- Born: 1979
- Origin: Paris, France
- Genres: Singer-songwriter, Indie
- Occupation(s): Singer, songwriter
- Instrument(s): vocals, guitar
- Labels: Self Publishing on CD Baby and iTunes
- Website: myspace.com/LionelNeykov

= Lionel Neykov =

French songwriter and singer (born 1979)

Lionel Neykov is a French songwriter and singer.

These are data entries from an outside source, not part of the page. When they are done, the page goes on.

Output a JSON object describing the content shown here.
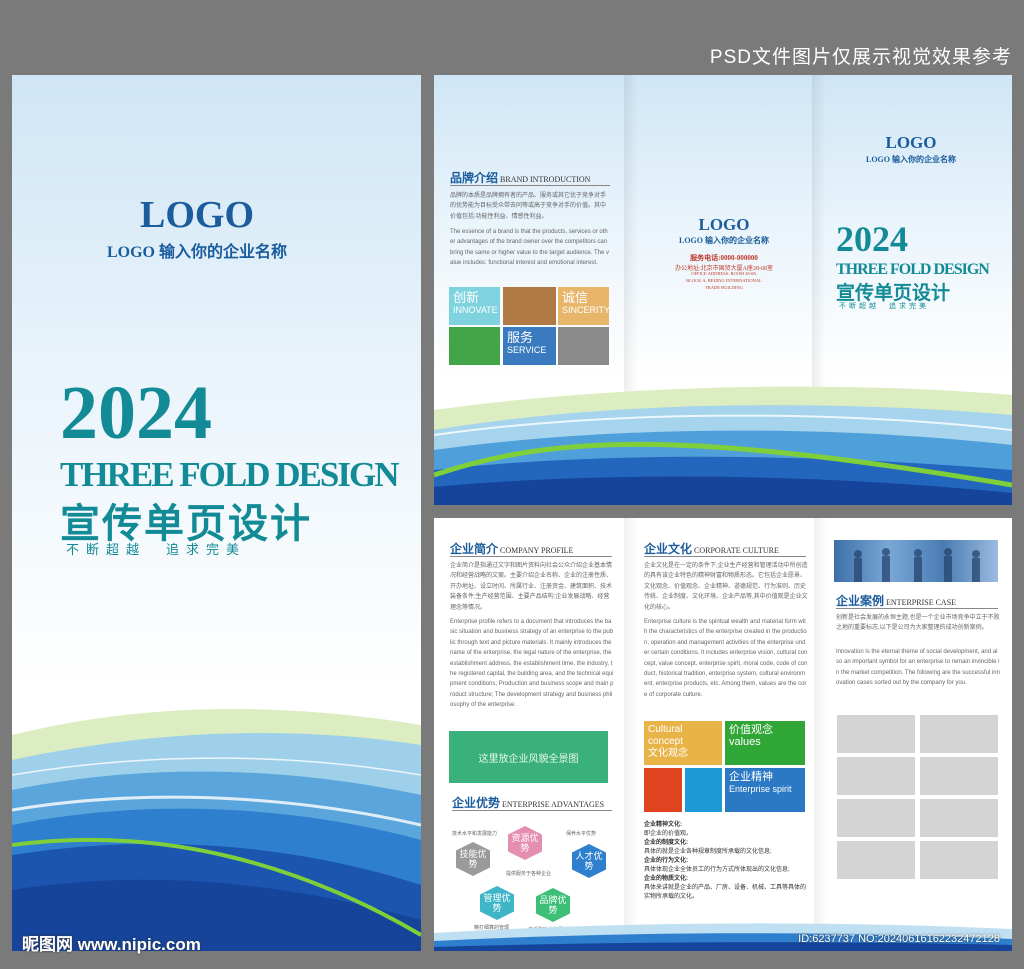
{
  "watermark_top": "PSD文件图片仅展示视觉效果参考",
  "watermark_site": "昵图网 www.nipic.com",
  "watermark_id": "ID:6237737 NO:20240616162232472128",
  "cover": {
    "logo": "LOGO",
    "company": "LOGO 输入你的企业名称",
    "year": "2024",
    "title_en": "THREE FOLD DESIGN",
    "title_cn": "宣传单页设计",
    "slogan": "不断超越　追求完美"
  },
  "outside": {
    "brand": {
      "heading": "品牌介绍",
      "heading_en": "BRAND INTRODUCTION",
      "text_cn": "品牌的本质是品牌拥有者的产品、服务或其它优于竞争对手的优势能为目标受众带去同等或高于竞争对手的价值。其中价值包括:功能性利益、情感性利益。",
      "text_en": "The essence of a brand is that the products, services or other advantages of the brand owner over the competitors can bring the same or higher value to the target audience. The value includes: functional interest and emotional interest."
    },
    "tiles": [
      {
        "cn": "创新",
        "en": "INNOVATE",
        "color": "#7fd3df"
      },
      {
        "cn": "",
        "en": "",
        "color": "#b07a45"
      },
      {
        "cn": "诚信",
        "en": "SINCERITY",
        "color": "#e7b66a"
      },
      {
        "cn": "",
        "en": "",
        "color": "#43a548"
      },
      {
        "cn": "服务",
        "en": "SERVICE",
        "color": "#3a7bbf"
      },
      {
        "cn": "",
        "en": "",
        "color": "#8a8a8a"
      }
    ],
    "back": {
      "logo": "LOGO",
      "company": "LOGO 输入你的企业名称",
      "phone": "服务电话:0000-000000",
      "address_cn": "办公地址:北京市国贸大厦A座28-08室",
      "address_en_1": "OFFICE ADDRESS: ROOM 28-08,",
      "address_en_2": "BLOCK A, BEIJING INTERNATIONAL",
      "address_en_3": "TRADE BUILDING"
    },
    "front": {
      "logo": "LOGO",
      "company": "LOGO 输入你的企业名称",
      "year": "2024",
      "title_en": "THREE FOLD DESIGN",
      "title_cn": "宣传单页设计",
      "slogan": "不断超越　追求完美"
    }
  },
  "inside": {
    "profile": {
      "heading": "企业简介",
      "heading_en": "COMPANY PROFILE",
      "text_cn": "企业简介是指通过文字和图片资料向社会公众介绍企业基本情况和经营战略的文案。主要介绍企业名称、企业的注册性质、开办地址、设立时间、所属行业、注册资金、建筑面积、技术装备条件;生产经营范围、主要产品结构;企业发展战略、经营理念等情况。",
      "text_en": "Enterprise profile refers to a document that introduces the basic situation and business strategy of an enterprise to the public through text and picture materials. It mainly introduces the name of the enterprise, the legal nature of the enterprise, the establishment address, the establishment time, the industry, the registered capital, the building area, and the technical equipment conditions; Production and business scope and main product structure; The development strategy and business philosophy of the enterprise.",
      "image_placeholder": "这里放企业风貌全景图"
    },
    "advantages": {
      "heading": "企业优势",
      "heading_en": "ENTERPRISE ADVANTAGES",
      "items": [
        {
          "label": "技能优势",
          "color": "#9a9a9a"
        },
        {
          "label": "资源优势",
          "color": "#e48fb1"
        },
        {
          "label": "人才优势",
          "color": "#2f7fcf"
        },
        {
          "label": "管理优势",
          "color": "#3fb6c8"
        },
        {
          "label": "品牌优势",
          "color": "#3ebf78"
        }
      ],
      "notes": [
        "技术水平和发展能力",
        "保养水平优势",
        "提供服务于各种企业",
        "精打细算的管理",
        "广泛影响力的品牌"
      ]
    },
    "culture": {
      "heading": "企业文化",
      "heading_en": "CORPORATE CULTURE",
      "text_cn": "企业文化是在一定的条件下,企业生产经营和管理活动中所创造的具有该企业特色的精神财富和物质形态。它包括企业愿景、文化观念、价值观念、企业精神、道德规范、行为准则、历史传统、企业制度、文化环境、企业产品等,其中价值观是企业文化的核心。",
      "text_en": "Enterprise culture is the spiritual wealth and material form with the characteristics of the enterprise created in the production, operation and management activities of the enterprise under certain conditions. It includes enterprise vision, cultural concept, value concept, enterprise spirit, moral code, code of conduct, historical tradition, enterprise system, cultural environment, enterprise products, etc. Among them, values are the core of corporate culture.",
      "tiles": [
        {
          "cn": "Cultural concept",
          "en": "文化观念",
          "color": "#e9b447"
        },
        {
          "cn": "价值观念",
          "en": "values",
          "color": "#2fa635"
        },
        {
          "cn": "",
          "en": "",
          "color": "#e0431f"
        },
        {
          "cn": "",
          "en": "",
          "color": "#1d9ad6"
        },
        {
          "cn": "企业精神",
          "en": "Enterprise spirit",
          "color": "#2b78c4"
        }
      ],
      "points": [
        {
          "title": "企业精神文化:",
          "text": "即企业的价值观。"
        },
        {
          "title": "企业的制度文化:",
          "text": "具体的就是企业各种规章制度所承载的文化信息;"
        },
        {
          "title": "企业的行为文化:",
          "text": "具体体现企业全体员工的行为方式所体现出的文化信息;"
        },
        {
          "title": "企业的物质文化:",
          "text": "具体来讲就是企业的产品、厂房、设备、机械、工具等具体的实物所承载的文化。"
        }
      ]
    },
    "cases": {
      "heading": "企业案例",
      "heading_en": "ENTERPRISE CASE",
      "text_cn": "创新是社会发展的永恒主题,也是一个企业市场竞争中立于不败之地的重要标志,以下是公司为大家整理的成功创新案例。",
      "text_en": "Innovation is the eternal theme of social development, and also an important symbol for an enterprise to remain invincible in the market competition. The following are the successful innovation cases sorted out by the company for you."
    }
  },
  "colors": {
    "teal": "#128b96",
    "navy": "#1b5d9c",
    "background": "#7a7a7a"
  }
}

He became very popular in Spain during Christmas 2008 after his song Freeze my senses was selected for the annual advertising campaign of the Spanish Christmas Lottery.

==Biography==
Born to a French mother and a Bulgarian father in Paris, he started playing the guitar when he was 21 years old. He soon started to write and record his own songs.
At the age of 24, he moved to New York, where he currently lives.
In summer 2007 he started working on his first album; Songs of Want and Loss.
After releasing his songs on YouTube and MySpace, his song Freeze my senses was selected by the Advertising agency "Ricardo Pérez Asociados" for the television advertisement they were preparing for the Spanish Christmas Lottery campaign for 2008. When "Ricardo Pérez Asociados" was selected by the Spanish Lottery to produce the commercials, he was contacted again and got a US$20,000 deal for the use of his song on the advertisement, twice what he was offered initially.